The state has suggested, citing Thomas v. Gladden, supra, and State v. Boots, 94 Or App 713, 767 P2d 450, rev’d on other grounds 308 Or 371, 780 P2d 725 (1989), that, after a notice of appeal has been filed, even the trial court itself has no jurisdiction to decide a motion to stay the judgment and that a defendant’s only remedy is by way of a petition for writ of habeas corpus. That position is untenable. Under ORS 19.033(1), which is made applicable to criminal cases by ORS 138.185(2), the trial court retains “such powers in connection with the appeal as are conferred upon it by law. ’ ’ The power to determine whether to stay a sentence of confinement and to release a defendant pending appeal is one of the powers that the trial court retains, notwithstanding the filing of a notice of appeal. ORS 135.285(2); ORS 138.135(1).3

Turning to the issue of whether this court has jurisdiction to review the trial court’s decision on a motion for stay, we conclude that it does not. In civil cases, ORS 19.040, ORS 19.045 and ORS 19.050 authorize the trial court to make various decisions relating to stay of enforcement of judgments, and ORS 19.050(4)(b) confers authority on the appellate courts to review those trial court decisions under some circumstances. There is no comparable provision applicable to criminal cases that authorizes this court to review a trial court’s release decision. A trial court decision on a post-judgment motion to stay enforcement of a sentence is not one of the decisions that is appealable by a defendant under ORS 138.040, ORS 138.050 or ORS 138.053 or that is reviewable as an interlocutory order under ORS 138.040(1)(a). See State v. Sullens, 106 Or App 590, 809 P2d 700 (1991).
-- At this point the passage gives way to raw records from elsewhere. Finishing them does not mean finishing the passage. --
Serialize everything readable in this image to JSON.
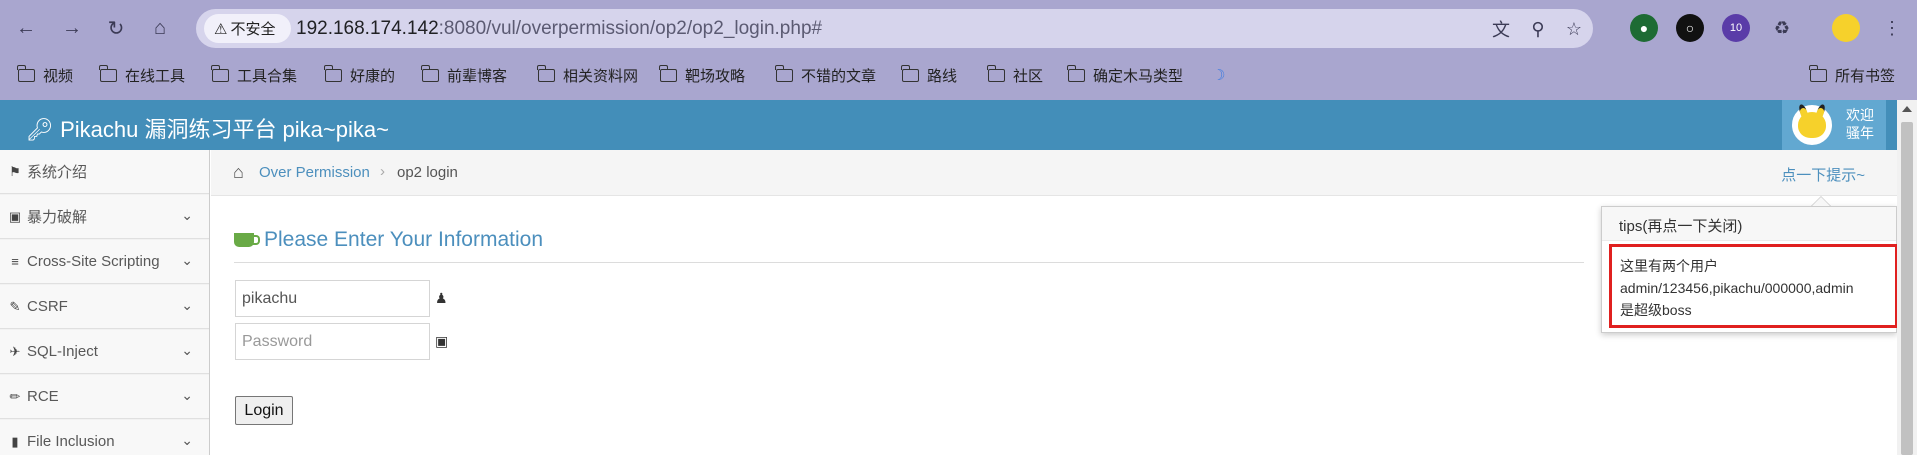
{
  "browser": {
    "insecure_label": "不安全",
    "url_host": "192.168.174.142",
    "url_rest": ":8080/vul/overpermission/op2/op2_login.php#",
    "extension_badge": "10",
    "bookmarks": [
      "视频",
      "在线工具",
      "工具合集",
      "好康的",
      "前辈博客",
      "相关资料网",
      "靶场攻略",
      "不错的文章",
      "路线",
      "社区",
      "确定木马类型"
    ],
    "all_bookmarks_label": "所有书签"
  },
  "app": {
    "title": "Pikachu 漏洞练习平台 pika~pika~",
    "welcome_line1": "欢迎",
    "welcome_line2": "骚年"
  },
  "sidebar": {
    "items": [
      {
        "label": "系统介绍",
        "icon": "tags-icon"
      },
      {
        "label": "暴力破解",
        "icon": "lock-icon"
      },
      {
        "label": "Cross-Site Scripting",
        "icon": "list-icon"
      },
      {
        "label": "CSRF",
        "icon": "edit-icon"
      },
      {
        "label": "SQL-Inject",
        "icon": "plane-icon"
      },
      {
        "label": "RCE",
        "icon": "pencil-icon"
      },
      {
        "label": "File Inclusion",
        "icon": "file-icon"
      }
    ]
  },
  "breadcrumb": {
    "parent": "Over Permission",
    "current": "op2 login",
    "hint": "点一下提示~"
  },
  "form": {
    "title": "Please Enter Your Information",
    "username_value": "pikachu",
    "password_placeholder": "Password",
    "login_label": "Login"
  },
  "tips": {
    "header": "tips(再点一下关闭)",
    "line1": "这里有两个用户",
    "line2": "admin/123456,pikachu/000000,admin",
    "line3": "是超级boss"
  }
}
*6An appellate court has inherent authority to preserve the subject matter of an appeal and to render effective the exercise of appellate jurisdiction. Livesley v. Krebs Hop Company, 57 Or 352, 97 P 718, 107 P 460, 112 P 1 (1910). See also Helms Groover & Dubber Co. v. Copenhagen, 93 Or 410, 177 P 935 (1919). However, when the legislature has given the trial court power to make a release decision and the trial court’s exercise of that power does not defeat the jurisdiction of an appellate court or render ineffective the exercise of appellate jurisdiction, an appellate court should not exercise its inherent authority. Helms Groover & Dubber Co., supra, 93 Or at 417; Livesley v. Krebs Hop Company, supra, 57 Or at 356.
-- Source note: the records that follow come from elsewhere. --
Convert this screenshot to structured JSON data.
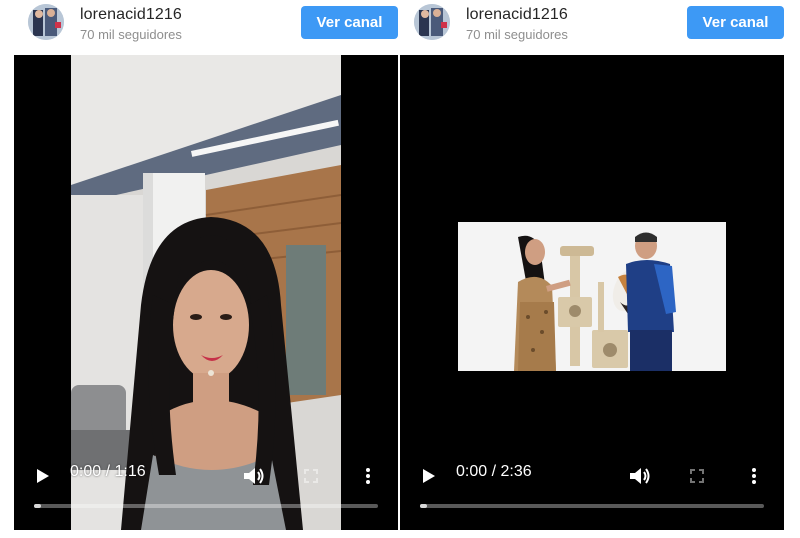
{
  "cards": [
    {
      "username": "lorenacid1216",
      "followers": "70 mil seguidores",
      "channel_button": "Ver canal",
      "player": {
        "time": "0:00 / 1:16",
        "progress": 0
      }
    },
    {
      "username": "lorenacid1216",
      "followers": "70 mil seguidores",
      "channel_button": "Ver canal",
      "player": {
        "time": "0:00 / 2:36",
        "progress": 0
      }
    }
  ],
  "colors": {
    "accent": "#3d99f5",
    "player_bg": "#000000"
  },
  "icons": [
    "play-icon",
    "volume-icon",
    "fullscreen-icon",
    "more-options-icon"
  ]
}
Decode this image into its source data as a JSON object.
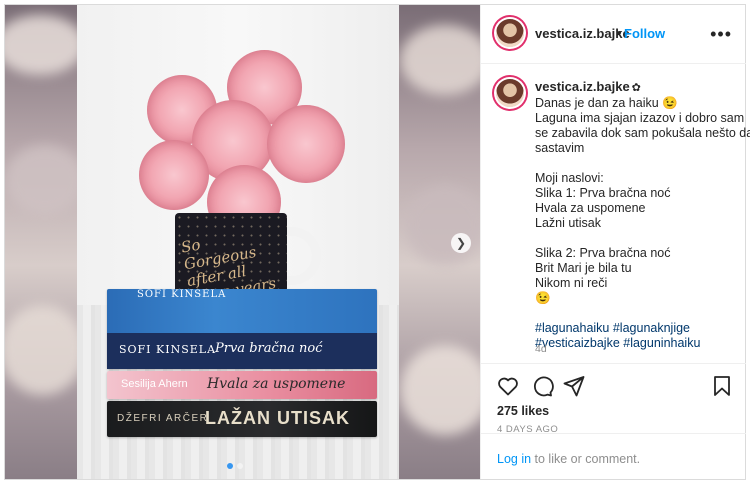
{
  "post": {
    "username": "vestica.iz.bajke",
    "follow_label": "Follow",
    "separator": "•",
    "more_icon": "more-options-icon",
    "caption_lines": [
      "Danas je dan za haiku 😉",
      "Laguna ima sjajan izazov i dobro sam",
      "se zabavila dok sam pokušala nešto da",
      "sastavim",
      "",
      "Moji naslovi:",
      "Slika 1: Prva bračna noć",
      "Hvala za uspomene",
      "Lažni utisak",
      "",
      "Slika 2: Prva bračna noć",
      "Brit Mari je bila tu",
      "Nikom ni reči",
      "😉"
    ],
    "hashtags_line1": [
      "#lagunahaiku",
      "#lagunaknjige"
    ],
    "hashtags_line2": [
      "#vesticaizbajke",
      "#laguninhaiku"
    ],
    "age": "4d",
    "likes": "275 likes",
    "date": "4 DAYS AGO",
    "login_link": "Log in",
    "login_rest": " to like or comment."
  },
  "image": {
    "mug_text": "So Gorgeous after all these years",
    "books": [
      {
        "author": "SOFI KINSELA",
        "title": "Prva bračna noć",
        "spine": "SOFI KINSELA"
      },
      {
        "author": "Sesilija Ahern",
        "title": "Hvala za uspomene"
      },
      {
        "author": "DŽEFRI ARČER",
        "title": "LAŽAN UTISAK"
      }
    ],
    "carousel_dots": 2,
    "active_dot": 0
  },
  "colors": {
    "accent": "#0095f6",
    "text": "#262626",
    "muted": "#8e8e8e",
    "border": "#dbdbdb"
  }
}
Motion to stay sentence and for release pending appeal denied.4

The order reads, in toto:

“Defendant has moved for a stay of sentence and for release from incarceration. The court concludes that, notwithstanding ORS 135.285(2), defendant is entitled to have ‘bail’ (security) established, which, if posted, would permit him to be released pending appeal. ORS 138.135(1); Delaney v. Shobe, 218 Or 626, 346 P2d 126 (1959). The trial court has discretion in the amount of security it may require and to impose conditions as appropriate to insure that defendant does not abscond, but the court does not have discretion to deny release altogether.
“Therefore, defendant’s motion is remanded to the trial court for the establishment of the amount of security and other conditions of release pending appeal.”

The need for both ORS 138.135(1) and ORS 135.285(2) is not apparent. If the provisions of both statutes are necessary, we suggest that the legislature consider *5combining them or at least placing them in the same chapter, preferably the chapter relating to appeals in criminal cases.
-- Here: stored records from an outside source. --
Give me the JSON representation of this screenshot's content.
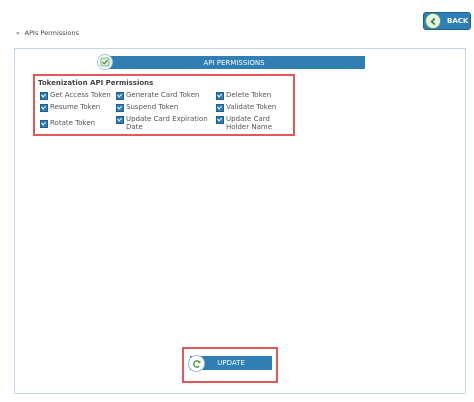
{
  "toolbar": {
    "back_label": "BACK"
  },
  "breadcrumb": {
    "current": "APIs Permissions"
  },
  "section": {
    "title": "API PERMISSIONS"
  },
  "permissions": {
    "group_title": "Tokenization API Permissions",
    "items": [
      {
        "label": "Get Access Token",
        "checked": true
      },
      {
        "label": "Generate Card Token",
        "checked": true
      },
      {
        "label": "Delete Token",
        "checked": true
      },
      {
        "label": "Resume Token",
        "checked": true
      },
      {
        "label": "Suspend Token",
        "checked": true
      },
      {
        "label": "Validate Token",
        "checked": true
      },
      {
        "label": "Rotate Token",
        "checked": true
      },
      {
        "label": "Update Card Expiration Date",
        "checked": true
      },
      {
        "label": "Update Card Holder Name",
        "checked": true
      }
    ]
  },
  "actions": {
    "update_label": "UPDATE"
  },
  "colors": {
    "primary": "#2f7fb4",
    "highlight_border": "#e05858",
    "panel_border": "#c5d9ea"
  }
}
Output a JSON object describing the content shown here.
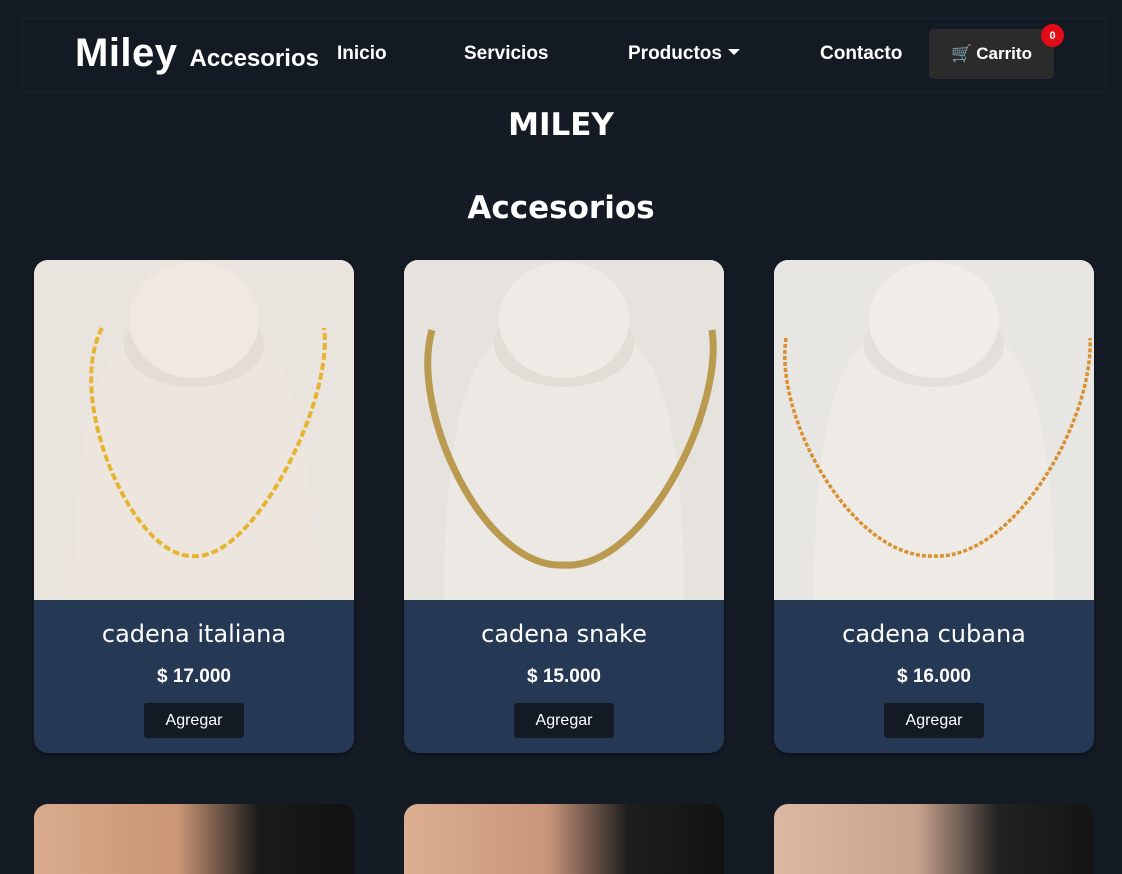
{
  "navbar": {
    "brand_main": "Miley",
    "brand_sub": "Accesorios",
    "links": [
      {
        "label": "Inicio"
      },
      {
        "label": "Servicios"
      },
      {
        "label": "Productos"
      },
      {
        "label": "Contacto"
      }
    ],
    "cart": {
      "label": "Carrito",
      "count": "0",
      "icon": "cart-icon"
    }
  },
  "titles": {
    "main": "MILEY",
    "section": "Accesorios"
  },
  "products": [
    {
      "name": "cadena italiana",
      "price": "$ 17.000",
      "button": "Agregar",
      "chain_color": "#e7b331"
    },
    {
      "name": "cadena snake",
      "price": "$ 15.000",
      "button": "Agregar",
      "chain_color": "#b99a4e"
    },
    {
      "name": "cadena cubana",
      "price": "$ 16.000",
      "button": "Agregar",
      "chain_color": "#d9902f"
    }
  ],
  "colors": {
    "background": "#151b25",
    "card_body": "#253854",
    "badge": "#e40b18",
    "cart_button": "#2b2b2c"
  }
}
Because we hold that this court has no statutory authority to review a trial court’s decision regarding release pending appeal,, either in an appeal of the judgment of conviction and sentence or by way of an appeal of the order embodying the release decision, grounds may exist for the Supreme Court’s exercise of original habeas corpus jurisdiction under the Oregon Constitution, Article VII (amended), section 2. We need not discuss that issue.

Defendant makes no claim that it is necessary for this court to review the trial court’s exercise of discretion and direct a different result in order to preserve the subject matter of the appeal or to render effective the exercise of appellate jurisdiction.